I heard some huffing and puffing behind me, and turned to see a guy latching onto my wheel on a triple-ringed Schwinn wearing baggy tan shorts, a California flag cycling jersey and a backpack with a hydration tube coming through a hole in the top. I told myself “no worries, he’ll hold on for a few minutes, then give up and drop back.” But no, he went around me and struck up a friendly conversation with us (I dimly recall hearing the name “Brian”) as we dieseled up the first ramps. The multiple Rules violations were flashing warning bells through my sweating skull as I watched this guy match us pedal for pedal up the first 3km, then felt my heart sink into my Carnacs as he passed me, still chatting, and he and Nate slowly went up the road ahead. Un. Fucking. Believable. Feeling any remaining snap draining from my flagging legs I prayed to Merckx, “What have I done to deserve this?” No response. Up we went, past the hang-gliders, past the hippie communes, rock climbers and ad hoc shooting ranges, all the way to the top. I arrived to see Nate at least breathing heavily as he leaned against the bars, while Brian continued to chatter about all the climbing he’d done last weekend, and how glad he was to be “taking it easy” today, prompting another round of internal cursing from me followed by the slowly dawning realization that I was the subject of a cosmic prank, and that I should lighten up and enjoy the ride.

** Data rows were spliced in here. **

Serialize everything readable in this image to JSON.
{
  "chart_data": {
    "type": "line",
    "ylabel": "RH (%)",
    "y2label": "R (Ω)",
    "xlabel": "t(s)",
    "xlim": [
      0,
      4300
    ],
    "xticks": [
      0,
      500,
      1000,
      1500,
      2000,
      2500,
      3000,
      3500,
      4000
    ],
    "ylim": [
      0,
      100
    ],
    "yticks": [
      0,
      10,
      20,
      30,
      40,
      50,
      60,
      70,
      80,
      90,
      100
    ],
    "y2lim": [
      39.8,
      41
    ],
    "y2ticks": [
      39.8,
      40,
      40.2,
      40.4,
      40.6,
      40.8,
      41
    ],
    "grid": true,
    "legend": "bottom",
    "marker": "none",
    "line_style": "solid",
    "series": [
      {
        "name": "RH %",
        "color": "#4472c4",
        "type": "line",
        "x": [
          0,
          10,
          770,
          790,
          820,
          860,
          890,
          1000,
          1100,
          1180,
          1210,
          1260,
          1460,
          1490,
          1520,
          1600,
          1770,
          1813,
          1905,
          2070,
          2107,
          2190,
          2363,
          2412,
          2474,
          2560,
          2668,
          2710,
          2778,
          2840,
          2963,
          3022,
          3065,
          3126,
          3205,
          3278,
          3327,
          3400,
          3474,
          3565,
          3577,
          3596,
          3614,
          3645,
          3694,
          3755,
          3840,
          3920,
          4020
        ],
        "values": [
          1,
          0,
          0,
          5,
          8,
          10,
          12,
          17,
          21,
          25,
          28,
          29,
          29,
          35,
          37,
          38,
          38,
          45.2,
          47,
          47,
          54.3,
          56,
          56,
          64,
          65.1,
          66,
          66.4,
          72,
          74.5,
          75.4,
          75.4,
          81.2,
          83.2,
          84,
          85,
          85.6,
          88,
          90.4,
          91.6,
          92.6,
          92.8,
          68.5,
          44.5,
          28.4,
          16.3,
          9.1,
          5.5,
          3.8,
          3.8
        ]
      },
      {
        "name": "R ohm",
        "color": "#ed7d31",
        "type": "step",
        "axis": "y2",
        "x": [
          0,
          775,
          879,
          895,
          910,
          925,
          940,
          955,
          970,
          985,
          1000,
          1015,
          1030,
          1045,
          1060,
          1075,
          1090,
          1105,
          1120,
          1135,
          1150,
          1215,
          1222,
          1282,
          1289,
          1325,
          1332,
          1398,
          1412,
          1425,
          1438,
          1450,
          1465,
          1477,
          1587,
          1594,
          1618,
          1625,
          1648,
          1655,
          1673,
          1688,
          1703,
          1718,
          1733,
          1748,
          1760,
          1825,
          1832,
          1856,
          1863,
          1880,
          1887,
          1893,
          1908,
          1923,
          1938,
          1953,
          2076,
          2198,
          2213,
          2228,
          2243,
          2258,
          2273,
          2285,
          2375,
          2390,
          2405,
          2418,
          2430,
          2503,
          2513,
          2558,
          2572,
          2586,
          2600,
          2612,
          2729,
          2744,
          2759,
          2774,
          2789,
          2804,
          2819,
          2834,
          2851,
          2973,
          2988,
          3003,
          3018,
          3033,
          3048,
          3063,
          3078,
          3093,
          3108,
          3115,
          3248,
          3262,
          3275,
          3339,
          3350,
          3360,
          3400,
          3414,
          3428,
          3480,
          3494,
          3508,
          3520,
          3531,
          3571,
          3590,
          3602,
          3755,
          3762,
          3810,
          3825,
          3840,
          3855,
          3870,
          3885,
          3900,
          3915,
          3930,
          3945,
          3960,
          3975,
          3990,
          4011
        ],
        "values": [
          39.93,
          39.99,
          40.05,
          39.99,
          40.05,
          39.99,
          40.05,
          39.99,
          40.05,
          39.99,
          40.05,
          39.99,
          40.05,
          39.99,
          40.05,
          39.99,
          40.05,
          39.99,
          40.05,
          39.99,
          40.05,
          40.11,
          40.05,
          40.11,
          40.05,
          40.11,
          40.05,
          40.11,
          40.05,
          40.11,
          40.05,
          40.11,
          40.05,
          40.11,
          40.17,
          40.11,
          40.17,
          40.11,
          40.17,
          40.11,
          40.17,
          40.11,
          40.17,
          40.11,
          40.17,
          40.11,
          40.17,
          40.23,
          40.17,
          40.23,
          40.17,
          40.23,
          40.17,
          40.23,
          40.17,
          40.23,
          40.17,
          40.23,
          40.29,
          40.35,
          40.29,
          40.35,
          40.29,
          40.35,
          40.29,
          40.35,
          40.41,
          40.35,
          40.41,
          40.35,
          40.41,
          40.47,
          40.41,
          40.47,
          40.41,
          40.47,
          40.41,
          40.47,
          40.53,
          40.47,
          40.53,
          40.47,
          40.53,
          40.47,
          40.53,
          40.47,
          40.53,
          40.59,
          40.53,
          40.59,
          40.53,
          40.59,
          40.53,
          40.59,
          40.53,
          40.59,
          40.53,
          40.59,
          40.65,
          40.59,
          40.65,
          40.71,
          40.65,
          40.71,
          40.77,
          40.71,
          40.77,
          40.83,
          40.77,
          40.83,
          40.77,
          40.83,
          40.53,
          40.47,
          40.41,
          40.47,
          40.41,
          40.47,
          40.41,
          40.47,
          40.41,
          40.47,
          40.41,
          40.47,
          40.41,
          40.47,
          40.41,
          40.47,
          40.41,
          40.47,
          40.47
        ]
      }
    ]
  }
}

From the top of Gibraltar we continued up the ridge to La Cumbre Peak (elevation 1,200m), with the temperature about 25°, my legs starting to cramp and Nate finally shaking Brian, continuing to climb beautifully. I throttled back to work through the cramps (which mercifully passed after a few minutes), and we finally got to the payoff: the 15km decent of Painted Cave and Old San Marcos Pass. Nate again proved to be a rider of some skill negotiating this very technical descent with perfect form, while I enjoyed the empty comfort of at least knowing I can go downhill faster than Brian. At the base of the climb we turned west, stopping briefly to fill our bottles (this ended up being a four full bottle ride for me, almost double my typical intake in cooler conditions) and proceeded along the route. Brian bid us farewell as we turned towards the beach (I’m sure he was off to do another 150km), and Nate and I pacelined the final 30km or so, through tony Hope Ranch, past the harbor and back to Handlebar.
Over lunch and the presentation of Nate’s V-Pint we chatted about the ride, laughed about life and how Fate intervenes to remind us (uh, me) of our pretensions, and how lucky we are to enjoy a measure of health and the ability to get out and do rides like this. Nate got back on the road to Berkeley (my thanks as well to his VMH and two young boys for letting him loose), and I headed home to lick my wounds and see if anyone was interested in Day 2. No soap. With temperatures forecast above 25° in Solvang and no one else committing to riding, I did the previously unthinkable: I scrubbed the mission. Instead I spent Sunday closer to home, recovering with a hike behind my house and chipping away at the honey-do list.
So there you have it, the first CA Cogal. But not the last. Nate and I will be riding this summer in his backyard, and we will have more Cogals. You’re all invited. But Brian AIN’T. (Brian, if you’re reading this, have a heart. At least buy some shorts before you show up on some climb and kick my ass. Again.)